Charlie, too, desired to be alone, and ascended into the recess of the ruined Schloss, where, among the owls and the ivy, he slowly lighted a cigar, and while his heart was full of love and happiness, and of gratitude to Ernestine for returning his passion, he began to consider what was to be done next.
He first abandoned himself to a dream of joy. In imagination Ernestine was with him still; her hands so soft and small yet lingered in his; her lips were still before him, and the perfume of her dark hair came back to him, as he rehearsed, over and over again, all that episode in the Dom Kirche.
The secret that had trembled so long on his tongue—the secret that cold prudence and dread of German pride withheld so long, had escaped him at last. His love had been avowed; that love was accepted and reciprocated.
But now, alas! there came home to Charlie's heart those thoughts that had occurred to him before—thoughts that had not, as yet, entered the mind of Ernestine. The future—how and what was it to be? How cold and miserable was reflection—miserable, but for a time only. Was not the fact of mutual love and perfect trust existing between them enough to make all seem glorious, and the path of life most flowery?
She loved him—that bright and beautiful girl! Beyond that love she might never be his; but with that love for him, she would never be the wife of another. Yet, as he before asked himself, was it just or generous that her young life should be wasted, and for him?
If he suggested an elopement, in what light would such an episode place him with his friend Heinrich, with her whole family, with his regiment, and society, even, which was very, very doubtful, if she would accede to such a measure.
So long as he had not spoken of love to Ernestine, but lingered on the pleasant borderland that adjoins the realms of Cupid, Charlie felt that he was guilty of no breach of faith with her family, and no violation of the hearty hospitality extended to him.
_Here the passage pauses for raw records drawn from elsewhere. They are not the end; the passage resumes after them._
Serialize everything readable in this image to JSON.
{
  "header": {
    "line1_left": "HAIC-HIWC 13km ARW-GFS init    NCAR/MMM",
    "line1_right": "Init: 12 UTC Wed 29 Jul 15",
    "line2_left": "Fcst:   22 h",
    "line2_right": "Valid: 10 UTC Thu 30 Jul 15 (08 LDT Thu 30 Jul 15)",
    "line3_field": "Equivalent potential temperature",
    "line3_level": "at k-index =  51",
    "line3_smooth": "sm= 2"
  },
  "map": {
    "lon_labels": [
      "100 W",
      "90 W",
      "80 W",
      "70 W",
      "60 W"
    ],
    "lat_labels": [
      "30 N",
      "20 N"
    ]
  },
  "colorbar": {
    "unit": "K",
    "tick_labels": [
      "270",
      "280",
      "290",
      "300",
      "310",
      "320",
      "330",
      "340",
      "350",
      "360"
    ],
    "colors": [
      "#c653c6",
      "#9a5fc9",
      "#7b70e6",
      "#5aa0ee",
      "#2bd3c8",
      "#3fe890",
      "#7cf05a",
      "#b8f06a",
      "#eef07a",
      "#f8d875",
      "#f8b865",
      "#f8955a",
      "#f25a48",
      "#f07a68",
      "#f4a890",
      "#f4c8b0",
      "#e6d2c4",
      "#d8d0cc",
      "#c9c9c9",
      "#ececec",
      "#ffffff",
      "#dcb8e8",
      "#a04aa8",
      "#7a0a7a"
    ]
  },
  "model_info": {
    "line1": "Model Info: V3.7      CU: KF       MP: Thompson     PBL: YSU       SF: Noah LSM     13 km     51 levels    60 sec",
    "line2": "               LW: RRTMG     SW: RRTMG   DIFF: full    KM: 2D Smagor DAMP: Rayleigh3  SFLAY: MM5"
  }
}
But now his position seemed entirely altered. Their love was a fact; he had won her heart without the consent of her parents, and that consent, in his subaltern rank in social and military life, he knew but too well would never be accorded to him.
'Well, well,' thought he, with something of grim joy, 'the war is before me, and who can foresee what honours I may win in defending Germany, or on the soil of France!'
When the party in the Schloss met at dinner that evening, there was a conscious expression in the faces of Charlie and Ernestine that they alone could read, and to which their hearts had alone the key; and to both there was something novel, joyous, and inexpressibly sweet in this secret understanding between them. Each felt a delicious interest and right of proprietary in the other.